The police report included multiple DNA matches linking Taylor to Faye’s murder. In addition to Faye’s DNA being found inside the laundry bag, the soup ladle found in the trash bin also contained DNA matching both Taylor and Faye. In my opinion, the saddest piece of evidence was Taylor’s DNA found under Faye’s fingernails, possibly indicating that she tried to fight back.
Unfortunately, police never revealed a motive for Faye’s murder. Maybe there really wasn’t one. Taylor was a loner; people who knew him said he had, “a negative outlook on life.” Taylor described himself as an incel and often engaged in online groups where misogyny and hatred were the norm. Taylor had absolutely no connection to Faye other than being her neighbor. It’s possible that Faye just happened to be in the wrong place at the wrong time.

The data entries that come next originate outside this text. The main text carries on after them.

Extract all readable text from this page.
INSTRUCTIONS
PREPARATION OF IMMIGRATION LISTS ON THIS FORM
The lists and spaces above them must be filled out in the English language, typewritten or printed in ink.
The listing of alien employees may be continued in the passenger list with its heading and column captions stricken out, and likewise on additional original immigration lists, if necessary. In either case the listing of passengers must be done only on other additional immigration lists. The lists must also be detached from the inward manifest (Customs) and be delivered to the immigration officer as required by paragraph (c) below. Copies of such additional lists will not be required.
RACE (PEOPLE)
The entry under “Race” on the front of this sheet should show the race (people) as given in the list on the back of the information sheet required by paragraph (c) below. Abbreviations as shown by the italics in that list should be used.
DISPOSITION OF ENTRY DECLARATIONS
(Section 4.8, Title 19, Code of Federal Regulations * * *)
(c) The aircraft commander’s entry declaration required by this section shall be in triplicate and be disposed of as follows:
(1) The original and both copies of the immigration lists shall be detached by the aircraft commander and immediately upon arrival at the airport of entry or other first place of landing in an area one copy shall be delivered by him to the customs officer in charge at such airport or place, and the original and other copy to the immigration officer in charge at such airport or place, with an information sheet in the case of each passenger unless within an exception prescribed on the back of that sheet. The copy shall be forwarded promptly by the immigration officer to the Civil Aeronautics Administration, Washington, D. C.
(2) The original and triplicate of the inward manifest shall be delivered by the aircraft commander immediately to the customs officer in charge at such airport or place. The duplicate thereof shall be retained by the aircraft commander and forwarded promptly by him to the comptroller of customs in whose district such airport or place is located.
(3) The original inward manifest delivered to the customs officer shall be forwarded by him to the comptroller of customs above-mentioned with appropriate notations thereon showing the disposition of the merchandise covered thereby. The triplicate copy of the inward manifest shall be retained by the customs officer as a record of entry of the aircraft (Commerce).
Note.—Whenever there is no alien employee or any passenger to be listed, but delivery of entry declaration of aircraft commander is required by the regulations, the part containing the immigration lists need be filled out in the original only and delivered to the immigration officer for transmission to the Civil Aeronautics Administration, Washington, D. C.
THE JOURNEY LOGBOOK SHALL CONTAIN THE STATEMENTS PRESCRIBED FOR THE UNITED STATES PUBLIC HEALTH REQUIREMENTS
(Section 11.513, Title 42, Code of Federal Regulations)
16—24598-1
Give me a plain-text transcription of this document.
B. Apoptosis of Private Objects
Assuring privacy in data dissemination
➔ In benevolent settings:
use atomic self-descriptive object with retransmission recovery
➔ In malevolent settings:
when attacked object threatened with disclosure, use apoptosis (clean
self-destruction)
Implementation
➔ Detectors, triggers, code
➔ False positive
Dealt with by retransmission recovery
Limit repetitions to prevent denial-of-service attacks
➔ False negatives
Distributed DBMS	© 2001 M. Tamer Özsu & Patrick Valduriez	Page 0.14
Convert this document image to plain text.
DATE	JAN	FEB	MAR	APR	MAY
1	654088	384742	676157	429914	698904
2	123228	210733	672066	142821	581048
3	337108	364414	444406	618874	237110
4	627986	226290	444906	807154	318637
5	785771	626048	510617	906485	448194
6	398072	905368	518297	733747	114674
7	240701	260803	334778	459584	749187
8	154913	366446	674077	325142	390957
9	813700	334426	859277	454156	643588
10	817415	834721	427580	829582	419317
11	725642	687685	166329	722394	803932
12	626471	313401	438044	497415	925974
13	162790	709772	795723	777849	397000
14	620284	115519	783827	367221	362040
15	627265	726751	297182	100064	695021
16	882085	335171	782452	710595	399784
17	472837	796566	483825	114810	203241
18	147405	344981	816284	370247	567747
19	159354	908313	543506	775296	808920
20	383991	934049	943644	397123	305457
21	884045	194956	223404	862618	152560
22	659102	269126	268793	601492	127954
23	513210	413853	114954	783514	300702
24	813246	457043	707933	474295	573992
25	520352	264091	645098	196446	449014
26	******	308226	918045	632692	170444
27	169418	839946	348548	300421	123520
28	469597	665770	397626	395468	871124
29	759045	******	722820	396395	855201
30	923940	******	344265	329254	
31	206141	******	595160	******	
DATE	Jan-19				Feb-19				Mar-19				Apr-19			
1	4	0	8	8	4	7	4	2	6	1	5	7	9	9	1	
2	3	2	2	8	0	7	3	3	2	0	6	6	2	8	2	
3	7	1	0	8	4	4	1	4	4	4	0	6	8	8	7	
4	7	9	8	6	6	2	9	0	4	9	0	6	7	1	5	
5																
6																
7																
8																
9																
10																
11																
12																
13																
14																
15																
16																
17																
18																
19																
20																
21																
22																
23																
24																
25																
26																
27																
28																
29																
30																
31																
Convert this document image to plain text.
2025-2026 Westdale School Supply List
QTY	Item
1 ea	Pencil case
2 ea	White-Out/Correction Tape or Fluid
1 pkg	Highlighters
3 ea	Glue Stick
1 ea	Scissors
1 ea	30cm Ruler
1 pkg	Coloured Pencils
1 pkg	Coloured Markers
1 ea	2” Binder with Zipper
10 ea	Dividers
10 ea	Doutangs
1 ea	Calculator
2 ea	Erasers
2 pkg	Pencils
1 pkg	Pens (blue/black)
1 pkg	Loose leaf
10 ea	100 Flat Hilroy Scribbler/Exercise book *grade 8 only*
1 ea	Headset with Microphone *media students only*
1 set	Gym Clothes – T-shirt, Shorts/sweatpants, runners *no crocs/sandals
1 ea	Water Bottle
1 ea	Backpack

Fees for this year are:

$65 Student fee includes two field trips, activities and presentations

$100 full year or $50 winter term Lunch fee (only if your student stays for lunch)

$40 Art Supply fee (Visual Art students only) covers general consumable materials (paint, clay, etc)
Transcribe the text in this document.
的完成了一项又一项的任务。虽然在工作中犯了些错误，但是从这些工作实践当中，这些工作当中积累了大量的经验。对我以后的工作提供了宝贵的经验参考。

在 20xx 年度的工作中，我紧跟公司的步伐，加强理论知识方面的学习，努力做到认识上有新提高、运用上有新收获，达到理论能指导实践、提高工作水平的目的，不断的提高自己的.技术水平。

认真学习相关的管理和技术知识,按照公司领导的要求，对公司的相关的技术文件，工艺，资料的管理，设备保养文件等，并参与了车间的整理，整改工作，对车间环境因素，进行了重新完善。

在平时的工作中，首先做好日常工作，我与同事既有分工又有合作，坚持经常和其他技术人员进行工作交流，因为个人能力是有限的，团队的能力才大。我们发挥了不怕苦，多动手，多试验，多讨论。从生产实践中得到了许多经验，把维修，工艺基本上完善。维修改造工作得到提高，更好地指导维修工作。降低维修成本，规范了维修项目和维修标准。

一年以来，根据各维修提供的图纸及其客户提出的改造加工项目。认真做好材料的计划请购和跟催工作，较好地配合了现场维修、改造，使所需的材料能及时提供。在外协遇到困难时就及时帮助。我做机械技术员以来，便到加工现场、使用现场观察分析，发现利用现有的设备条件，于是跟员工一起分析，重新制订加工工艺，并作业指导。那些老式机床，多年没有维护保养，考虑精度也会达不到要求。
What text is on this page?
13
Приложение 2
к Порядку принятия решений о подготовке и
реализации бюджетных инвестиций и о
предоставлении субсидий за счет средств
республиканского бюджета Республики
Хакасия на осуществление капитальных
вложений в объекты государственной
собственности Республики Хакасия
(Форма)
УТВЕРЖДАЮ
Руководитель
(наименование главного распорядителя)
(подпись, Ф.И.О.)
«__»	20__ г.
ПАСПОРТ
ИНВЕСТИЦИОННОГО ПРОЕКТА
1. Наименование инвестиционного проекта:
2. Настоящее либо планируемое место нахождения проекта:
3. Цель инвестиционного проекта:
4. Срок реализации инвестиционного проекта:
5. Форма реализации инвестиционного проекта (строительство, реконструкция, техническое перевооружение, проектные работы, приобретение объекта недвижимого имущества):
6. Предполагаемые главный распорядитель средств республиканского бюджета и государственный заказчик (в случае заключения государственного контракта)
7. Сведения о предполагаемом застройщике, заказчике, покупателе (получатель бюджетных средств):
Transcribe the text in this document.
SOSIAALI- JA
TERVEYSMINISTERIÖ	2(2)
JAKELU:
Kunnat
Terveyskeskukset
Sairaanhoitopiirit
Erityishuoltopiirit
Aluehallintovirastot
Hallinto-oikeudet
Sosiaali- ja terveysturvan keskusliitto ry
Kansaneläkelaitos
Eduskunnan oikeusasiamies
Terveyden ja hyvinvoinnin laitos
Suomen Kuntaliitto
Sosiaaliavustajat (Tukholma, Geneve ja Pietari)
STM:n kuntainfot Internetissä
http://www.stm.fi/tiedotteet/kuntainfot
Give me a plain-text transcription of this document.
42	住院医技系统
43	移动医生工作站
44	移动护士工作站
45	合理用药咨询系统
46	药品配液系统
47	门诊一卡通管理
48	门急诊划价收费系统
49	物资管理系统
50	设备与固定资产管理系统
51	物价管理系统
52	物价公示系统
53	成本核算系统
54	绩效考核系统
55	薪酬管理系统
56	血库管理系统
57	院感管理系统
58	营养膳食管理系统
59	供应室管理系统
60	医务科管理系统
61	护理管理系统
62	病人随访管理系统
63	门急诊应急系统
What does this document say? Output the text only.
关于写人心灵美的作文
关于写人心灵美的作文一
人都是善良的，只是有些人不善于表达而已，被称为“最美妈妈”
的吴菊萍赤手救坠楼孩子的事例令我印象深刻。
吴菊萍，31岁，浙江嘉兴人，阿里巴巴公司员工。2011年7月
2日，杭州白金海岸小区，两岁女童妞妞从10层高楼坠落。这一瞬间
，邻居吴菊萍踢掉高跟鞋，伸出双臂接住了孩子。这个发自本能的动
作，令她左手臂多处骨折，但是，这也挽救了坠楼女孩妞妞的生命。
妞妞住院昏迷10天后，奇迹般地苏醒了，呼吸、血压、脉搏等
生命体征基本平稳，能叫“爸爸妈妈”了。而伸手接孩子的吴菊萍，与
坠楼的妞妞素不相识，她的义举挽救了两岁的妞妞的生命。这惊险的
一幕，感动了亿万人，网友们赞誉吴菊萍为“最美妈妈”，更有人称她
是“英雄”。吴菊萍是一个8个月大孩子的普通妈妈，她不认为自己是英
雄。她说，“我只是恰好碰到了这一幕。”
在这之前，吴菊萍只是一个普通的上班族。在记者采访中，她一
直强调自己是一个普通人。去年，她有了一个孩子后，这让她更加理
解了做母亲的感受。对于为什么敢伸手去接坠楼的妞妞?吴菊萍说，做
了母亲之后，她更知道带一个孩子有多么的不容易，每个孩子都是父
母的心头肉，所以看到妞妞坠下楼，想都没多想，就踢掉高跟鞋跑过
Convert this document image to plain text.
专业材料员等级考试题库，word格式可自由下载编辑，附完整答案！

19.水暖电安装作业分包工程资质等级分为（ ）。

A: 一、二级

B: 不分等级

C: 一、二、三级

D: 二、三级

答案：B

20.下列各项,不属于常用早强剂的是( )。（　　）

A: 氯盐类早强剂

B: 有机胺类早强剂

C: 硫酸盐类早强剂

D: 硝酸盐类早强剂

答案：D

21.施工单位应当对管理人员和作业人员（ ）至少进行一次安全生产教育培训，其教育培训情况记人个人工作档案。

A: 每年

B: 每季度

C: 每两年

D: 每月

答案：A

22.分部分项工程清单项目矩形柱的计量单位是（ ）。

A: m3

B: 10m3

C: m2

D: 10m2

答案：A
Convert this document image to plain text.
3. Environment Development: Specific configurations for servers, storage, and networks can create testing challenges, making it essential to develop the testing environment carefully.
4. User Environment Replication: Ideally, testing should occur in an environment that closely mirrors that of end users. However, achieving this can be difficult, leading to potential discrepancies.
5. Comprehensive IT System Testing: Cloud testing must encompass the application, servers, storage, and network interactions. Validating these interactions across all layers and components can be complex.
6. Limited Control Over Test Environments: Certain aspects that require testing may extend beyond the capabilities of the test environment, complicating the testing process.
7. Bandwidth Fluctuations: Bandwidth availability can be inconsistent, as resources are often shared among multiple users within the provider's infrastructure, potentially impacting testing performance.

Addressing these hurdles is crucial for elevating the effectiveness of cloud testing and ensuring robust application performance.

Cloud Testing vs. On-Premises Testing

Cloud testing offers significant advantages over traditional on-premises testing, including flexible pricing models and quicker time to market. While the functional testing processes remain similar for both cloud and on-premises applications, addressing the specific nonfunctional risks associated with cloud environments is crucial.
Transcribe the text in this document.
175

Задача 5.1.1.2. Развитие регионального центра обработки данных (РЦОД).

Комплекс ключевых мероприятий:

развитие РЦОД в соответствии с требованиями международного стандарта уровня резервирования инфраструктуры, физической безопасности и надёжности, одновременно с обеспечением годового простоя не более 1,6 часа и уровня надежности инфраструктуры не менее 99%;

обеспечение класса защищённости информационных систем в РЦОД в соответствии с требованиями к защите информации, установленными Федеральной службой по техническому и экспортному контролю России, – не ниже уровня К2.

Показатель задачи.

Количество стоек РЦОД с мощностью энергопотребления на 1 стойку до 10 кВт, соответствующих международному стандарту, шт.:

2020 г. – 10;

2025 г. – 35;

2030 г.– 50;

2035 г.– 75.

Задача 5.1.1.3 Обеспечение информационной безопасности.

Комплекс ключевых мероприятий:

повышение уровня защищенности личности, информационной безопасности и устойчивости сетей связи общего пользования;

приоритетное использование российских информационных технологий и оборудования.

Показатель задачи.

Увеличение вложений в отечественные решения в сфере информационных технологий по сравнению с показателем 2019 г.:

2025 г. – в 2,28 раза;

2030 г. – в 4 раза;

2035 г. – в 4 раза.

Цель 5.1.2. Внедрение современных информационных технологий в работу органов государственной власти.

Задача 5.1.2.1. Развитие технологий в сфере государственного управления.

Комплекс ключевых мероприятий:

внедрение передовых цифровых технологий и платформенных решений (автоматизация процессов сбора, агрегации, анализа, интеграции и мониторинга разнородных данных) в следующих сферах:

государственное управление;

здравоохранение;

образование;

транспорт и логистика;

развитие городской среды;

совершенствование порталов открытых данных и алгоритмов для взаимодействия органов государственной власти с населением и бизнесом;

But let’s not dwell on Coty Taylor. Instead, let’s think about the sweet little girl who left behind a loving family. Faye Marie Swetlik was a ray of sunshine for everyone who knew her. She was described as bright and bubbly, friendly to everyone. The playground at her elementary school now has a brand new buddy bench dedicated to Faye, where children can sit together and make new friends, just like Faye would have.